How should be the net neutrality rule enforcement?

The enforcement of network neutrality rule generated great debate in the first phase of consultation. The controversy revolved around the centrality of the National Telecommunications Agency (ANATEL). While the telecommunications companies and some citizens defended the prevalence of ANATEL as the competent agency for enforcing the net neutrality rule, civil society organizations have suggested the construction of a “multi-institutional” system that encompass the agency, but also count on the participation of the Board of Economic Defense (CADE, which deals with competition issues), the National Consumer Office at the Ministry of Justice (SENACON) and Internet Steering Committee in Brazil, CGI.br. The argument was that the legal and administrative powers of ANATEL would not be enough to give out the function of monitoring the neutrality from the point of view of collective rights.

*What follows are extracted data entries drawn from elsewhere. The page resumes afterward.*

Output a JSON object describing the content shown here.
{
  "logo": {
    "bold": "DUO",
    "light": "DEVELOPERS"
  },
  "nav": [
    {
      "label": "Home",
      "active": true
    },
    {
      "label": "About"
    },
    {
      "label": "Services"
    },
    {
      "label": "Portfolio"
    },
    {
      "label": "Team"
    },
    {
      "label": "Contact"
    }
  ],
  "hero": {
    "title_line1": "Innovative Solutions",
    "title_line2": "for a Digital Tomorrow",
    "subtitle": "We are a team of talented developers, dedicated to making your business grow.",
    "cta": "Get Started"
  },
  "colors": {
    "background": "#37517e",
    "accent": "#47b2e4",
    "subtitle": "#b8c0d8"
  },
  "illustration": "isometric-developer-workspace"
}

The draft of the Ministry of Justice rejected this suggestion and left the enforcement under the responsibility of ANATEL, but guarded to CGI.br the function of giving enforcement guidelines, especially because the Committee have been cited in the Marco Civil as a necessary participant in this process. The draft decree’Article 7, section I, also establ compliance with the rules of ANATEL as a requirement for discrimination due to the prioritization of emergency services.

At the same time, Articles 16 and 17 of draft decree make clear the space for performance of SENACON and CADE, within their respective scopes of activity. However the role of these bodies is not clear regarding net neutrality enforcement.

 

Zero rating plans

Despite the technical complexity of the subject, zero rating plans caused controversy in the first phase: the subject was the most discussed by the participants. One factor is the potential influence of this type of plan in the competitive context, the development of Internet-related businesses and in the very way the network works and is managed. This topic has divided opinions.

The debate revolved around two strategies to regulate free access to applications. One option, suggested by groups linked to telecommunications companies, pointed to a subsequent assessment of each type of plan, i.e., damage to competition and the consumer would be further processed by CADE or the judiciary. The argument would be that the regulation should not restrict the economic freedom of the companies to offer plans to its customers in the commercial context. According to these participants, differentiation does not happen within the data packet traffic, but in the commercial sphere.

The second position, supported by academic and civil society organizations, argued that this type of plan should be prohibited by the decree, since it is a violation of network neutrality. These participants argued that plans like these needed to be addressed immediately and a priori because they were already being offered in the market and a breach for a future disfigure of the Marco Civil’ network neutrality rule.

Despite the intense debate, the decree does not specifically address zero rating plans. If the draft is approved, the final decision regarding whether or not the practice is prohibited will be taken by the Judiciary or by the CADE board (in case of questions about anti-competitive conduct).

It can be argued that the draft decree text, by better defining the hypothesis of exception to network neutrality (Articles 5 and 7) and by referring to the preservation the unique and public internet (single paragraph, Article 4 and Article 8), points to the beforehand prohibition of zero rating plans. In this same line, by the way, it highlights the emphasis given in Article 5 of the decree to article 9, item IV  of the Marco Civil, which deals with the prohibition of discriminatory and anti-competitive business practices.

Article 8 of the decree, however, which concerns agreements between connection and application providers, only prohibits agreements entailing the discriminatory prioritization of data packets. In this sense, there could be room for the argument – already presented in the first phase of the consultation – that the ban would be only regarding discrimination related to data traffic, and not discrimination of the package price. Thus, for the defenders of this position, zero rating plans would not, in principle, violate the network neutrality rule.